Old Joe, according to the grandson of the older Mr. Lafferty, always looked at the darker side. They called him eccentric because he would not let his wife and daughters go when he wanted to hold on. They wanted to be stylish and he wanted to go in the old familiar way which he loved. He didn't care to change and would not if he could help it. Old Joe's front door was cut through horizontally in the middle like a mill door. He had it arranged in this way to enable him to lean on the bottom part and look out on what was going on in Jefferson Avenue. He would occupy that coign of vantage for several hours. He would keep the young merchants under close observation; and it was a favorite pastime of his to draw conclusions from their action , and prophesy which would fail and which would succeed. If a young merchant put on any style, old Joe would be sure to predict his downfall. Old Joe's patience used to be tried by Frenchmen coming to get employment with him. They would always get it, but they would never be back after one day. He had a pile of stones in the back yard which the hired man was sent to wheel and pile in one corner, and when this was finished the old man would set him to wheeling and piling the same stones into the same corner they were at first, and so on til 6 o'clock, when the man took his pay and never came back again. 

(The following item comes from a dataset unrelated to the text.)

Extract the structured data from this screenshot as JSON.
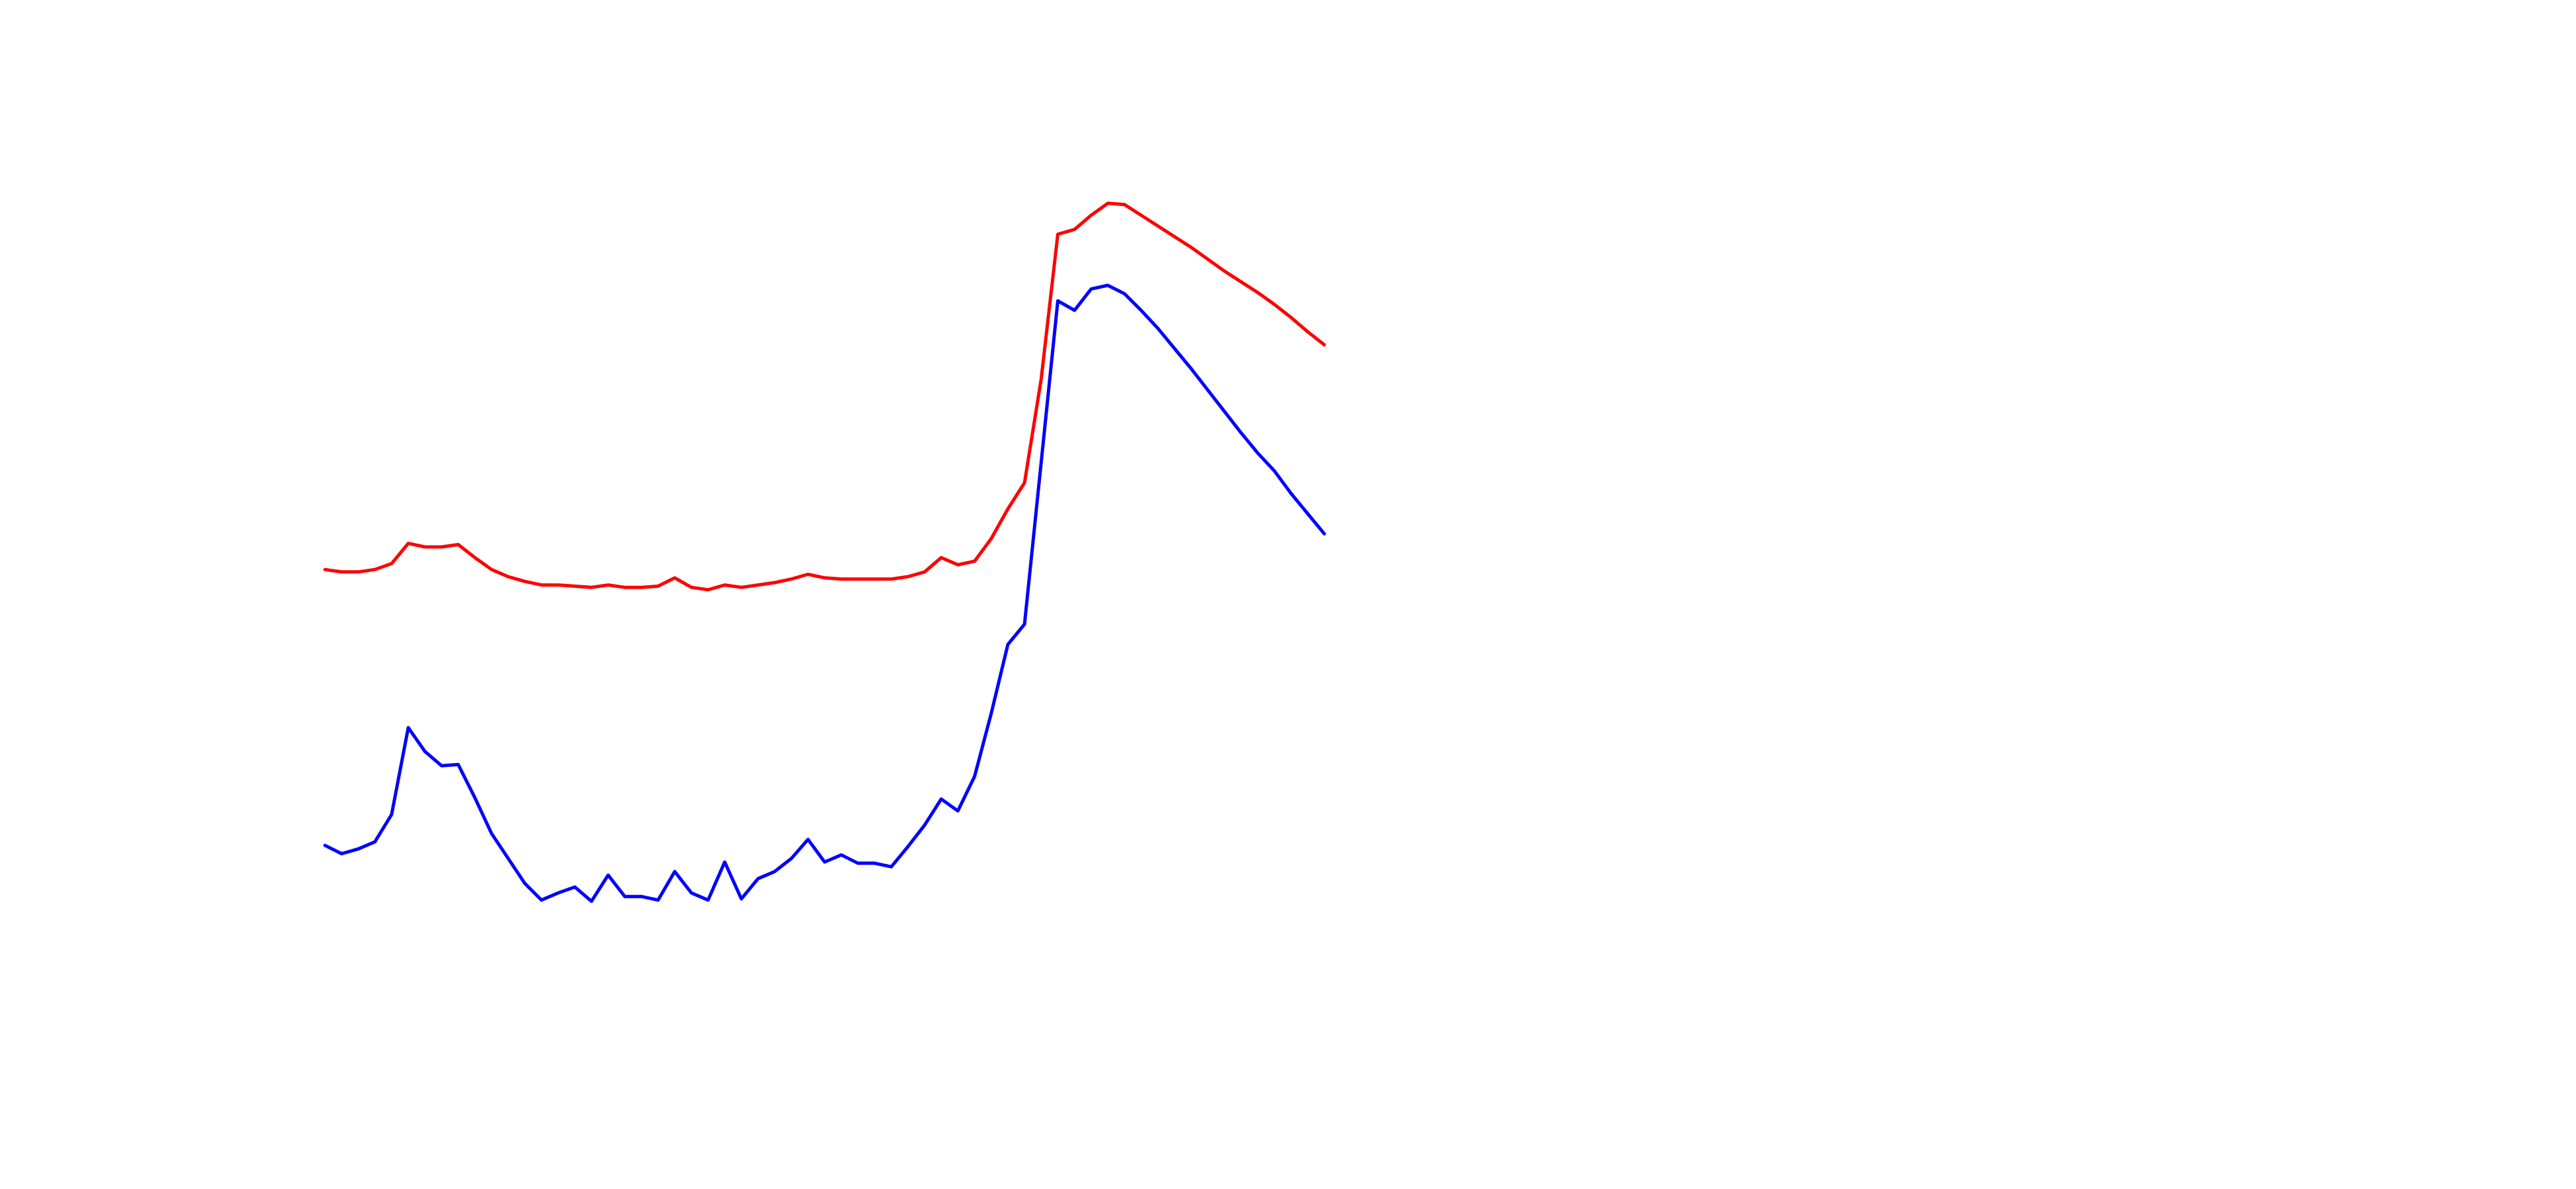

One day, a Frenchman came along and said he saw some shingles loose on old Joe's house, and Joe set him to work to repair it. Old Joe brought a ladder and sent the man up and took the ladder away. It was only ten minutes work, and when the man got through he began to call out to get down. But old Joe heard him swear, but he did not touch the ladder. The day was cold and the man had to stamp his feet and whack his arms to keep himself warm, and swear to keep his throat warm. The roof was a steep one and one step off the ridge would send him head over heels into the street. So he staid there until 6 o'clock came, when old Joe brought the ladder to bring him down and paid him. If the man ain't dead, he remembers old Joe.

(Addendum; Peter Lafferty was born in 1831, date of death is unknown.)